Analyses were performed at room temperature using a BIAcore 3000 (GE Healthcare). CM5 dextran sensor chips (GE Healthcare) were used in all analyses, with HBS-EP running buffer (0.01 M HEPES pH 7.4, 0.15 M NaCl, 3 mM EDTA, 0.005% Surfactant P20), which was filtered with a 0.22 µm filter and degassed before use. Proteins were dissolved in 10 mM sodium acetate, pH 4.5. NIP10-BSA was directly immobilized on the sensor chip surface as recommended in the BIAapplications Handbook (GE Healthcare), in independent flow cells at approximately 100, 1800 and 8500 resonance units (RU). BSA was immobilized at 1900 on reference flow cell. After each experiment, surfaces were regenerated with 30 mM HCl, allowing resonance signals to return to baseline values. Analyses were performed in duplicate.
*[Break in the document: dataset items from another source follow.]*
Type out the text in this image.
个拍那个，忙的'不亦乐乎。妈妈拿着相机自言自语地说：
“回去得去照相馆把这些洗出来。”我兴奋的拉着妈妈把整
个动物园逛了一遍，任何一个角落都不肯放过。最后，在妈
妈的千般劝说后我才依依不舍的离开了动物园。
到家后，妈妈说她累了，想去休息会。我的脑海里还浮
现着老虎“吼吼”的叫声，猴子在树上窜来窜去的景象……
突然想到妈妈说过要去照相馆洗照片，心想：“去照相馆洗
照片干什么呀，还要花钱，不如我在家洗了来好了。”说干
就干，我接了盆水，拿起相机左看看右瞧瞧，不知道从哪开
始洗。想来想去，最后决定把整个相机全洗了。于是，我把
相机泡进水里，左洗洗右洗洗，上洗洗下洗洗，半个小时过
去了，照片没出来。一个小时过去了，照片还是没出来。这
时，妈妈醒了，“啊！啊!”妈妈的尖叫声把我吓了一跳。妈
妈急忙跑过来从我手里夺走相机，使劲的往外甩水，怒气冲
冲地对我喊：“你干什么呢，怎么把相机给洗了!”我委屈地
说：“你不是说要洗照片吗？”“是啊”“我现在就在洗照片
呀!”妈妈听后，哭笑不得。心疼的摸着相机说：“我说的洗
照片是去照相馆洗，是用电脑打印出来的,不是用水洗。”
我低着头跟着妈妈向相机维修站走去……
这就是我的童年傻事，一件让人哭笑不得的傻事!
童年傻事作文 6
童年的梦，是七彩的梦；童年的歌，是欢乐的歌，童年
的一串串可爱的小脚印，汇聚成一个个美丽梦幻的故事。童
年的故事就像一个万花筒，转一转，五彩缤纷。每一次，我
For kinetic analyses, a flow cell with small amounts of immobilized NIP10-BSA (∼100 RU) was used to minimize mass transport effects and rebinding. Individual samples consisting of purified scFv or trimerbody were passed over the chip surface at a flow rate of 20 µl/min and association/dissociation was measured. Bulk refractive index changes were removed by subtracting the reference flow cell responses; the average response of a blank injection was also subtracted from all sensorgrams. Data were analyzed using BIAevaluation v4.1 software provided with the biosensor, and kinetic data were fitted to the Langmuir 1∶1 interaction model.

Molecular Modeling

The structure of the binding domain (L36 scFv) was modeled by comparative modeling [23] using as template the structure of 2GHW.B from the Protein Data Bank (PDB) [24]. This template was obtained with blast [25] e-value 2e-79 and a 70% of identity. The structure of the N-terminal trimerization domain of murine collagen XVIII NC1 was obtained from ModBase [26]. Both domains were linked by a 21 amino acid long peptide forming the L36 trimerbody monomer. The coordinates of the other two monomers were obtained applying a three-fold rotation axis symmetry. The trimer was formed by merging the coordinates of the three monomers. The structure of the trimer was optimized with GROMACS [27] and its energy was evaluated with DFIRE [28]. In order to compare the values of DFIRE between the monomer and the trimer, the energies were normalized dividing them by the length of the sequence.

Serum stability

To determine whether trimerbody constructs remained functional in serum, five hundred nanograms of purified L36 trimerbody were incubated in 12.5% mouse serum from BALB/c mice (Harlan Ibérica, Barcelona, Spain) at 37°C for up to 72 h. Samples were removed for analysis at 3 h, 24 h, and 72 h following the start of incubation and frozen until the entire study was completed. As a control, a second set of serum-exposed samples was frozen immediately to represent a zero time point. Trimerbodies were then tested for their capability to retain functional binding to murine laminin by ELISA.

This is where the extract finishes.